Nella Dichiarazione politica sulle malattie non trasmissibili c’è, poi, un importante passaggio sul sistema fiscale. Quel che si temeva erano riferimenti ad ulteriori tassazioni sul vino, fermo restando che in Italia al momento l’accisa è pari a zero a differenza di altri stati europei. In realtà, anche in quest’ambito, il testo finale, non appare troppo vincolante, con un semplice passaggio in cui si fa riferimento alla possibilità di «considerare l’introduzione o l’aumento di tasse su tabacco e alcol per supportare gli obiettivi di salute pubblica, in linea con le circostante nazionali».
Nessun riferimento, invece, al temuto divieto di pubblicità o di vendita di alcolici tanto paventato.
Il dossier fa, poi, riferimento all’alfabetizzazione sanitaria, attraverso «informazioni sulle migliori pratiche basate sulla scienza e sulle prove, nonché programmi di comunicazione adeguati all’età, in tutta la popolazione e nel corso della vita, per educare il pubblico sui danni del consumo di tabacco e nicotina, sull’uso dannoso di alcol e sull’inquinamento atmosferico», oltre alla promozione di «diete sane, ad esempio attraverso l’educazione alimentare e nutrizionale». Un passaggio che riconosce il ruolo attivo delle campagne di informazione al consumo moderato di vino. Punto su cui il settore vitivinicolo si è sempre detto d’accordo, anche attraverso programmi, come Wine in Moderation, nati proprio per educare al corretto consumo.

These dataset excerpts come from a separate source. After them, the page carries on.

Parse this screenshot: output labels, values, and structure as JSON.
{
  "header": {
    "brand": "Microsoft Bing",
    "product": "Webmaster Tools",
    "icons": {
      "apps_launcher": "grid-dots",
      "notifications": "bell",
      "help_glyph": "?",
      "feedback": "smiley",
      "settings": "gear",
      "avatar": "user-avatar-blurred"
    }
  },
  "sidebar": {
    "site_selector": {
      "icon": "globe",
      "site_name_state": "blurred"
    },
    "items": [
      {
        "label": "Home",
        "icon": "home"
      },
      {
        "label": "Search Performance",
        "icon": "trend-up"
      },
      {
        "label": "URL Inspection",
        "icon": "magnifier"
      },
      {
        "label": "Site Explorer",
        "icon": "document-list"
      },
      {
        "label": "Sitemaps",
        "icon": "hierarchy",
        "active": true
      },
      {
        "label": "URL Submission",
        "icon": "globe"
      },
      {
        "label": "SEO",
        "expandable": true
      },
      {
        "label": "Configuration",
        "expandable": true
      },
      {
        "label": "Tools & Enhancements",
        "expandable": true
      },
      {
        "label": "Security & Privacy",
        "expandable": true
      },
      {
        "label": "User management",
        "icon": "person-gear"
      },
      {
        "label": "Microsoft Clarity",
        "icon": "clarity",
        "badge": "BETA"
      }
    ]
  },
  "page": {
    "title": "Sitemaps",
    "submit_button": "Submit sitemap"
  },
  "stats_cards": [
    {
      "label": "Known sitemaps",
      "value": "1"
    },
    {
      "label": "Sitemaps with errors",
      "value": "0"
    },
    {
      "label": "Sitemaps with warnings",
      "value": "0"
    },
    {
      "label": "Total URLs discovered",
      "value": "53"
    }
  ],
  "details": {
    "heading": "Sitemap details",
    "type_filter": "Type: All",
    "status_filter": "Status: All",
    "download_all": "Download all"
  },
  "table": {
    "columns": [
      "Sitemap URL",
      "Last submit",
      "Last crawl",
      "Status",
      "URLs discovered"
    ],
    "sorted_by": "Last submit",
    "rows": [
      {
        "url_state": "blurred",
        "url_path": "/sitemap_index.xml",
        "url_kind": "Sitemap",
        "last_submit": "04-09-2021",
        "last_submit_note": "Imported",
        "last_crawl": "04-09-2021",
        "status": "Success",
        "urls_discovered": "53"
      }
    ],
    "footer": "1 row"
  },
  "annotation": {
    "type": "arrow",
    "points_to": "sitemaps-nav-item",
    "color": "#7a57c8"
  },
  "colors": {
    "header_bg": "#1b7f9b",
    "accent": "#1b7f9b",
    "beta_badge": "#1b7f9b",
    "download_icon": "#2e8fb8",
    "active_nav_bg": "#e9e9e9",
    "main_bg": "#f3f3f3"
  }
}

Il nuovo testo, se passasse così come da proposta, aprirebbe una nuova fase, dopo quella imperante di demonizzazione del vino. Una fase già anticipata dalla scelta di Dublino di rinunciare, per il momento, alle tanto temute etichette allarmistiche, così come dall’adozione statunitense di linee guida soft sui consumi che fanno riferimento alla sola raccomandazione di bere con moderazione. E se il vento stesse cambiando?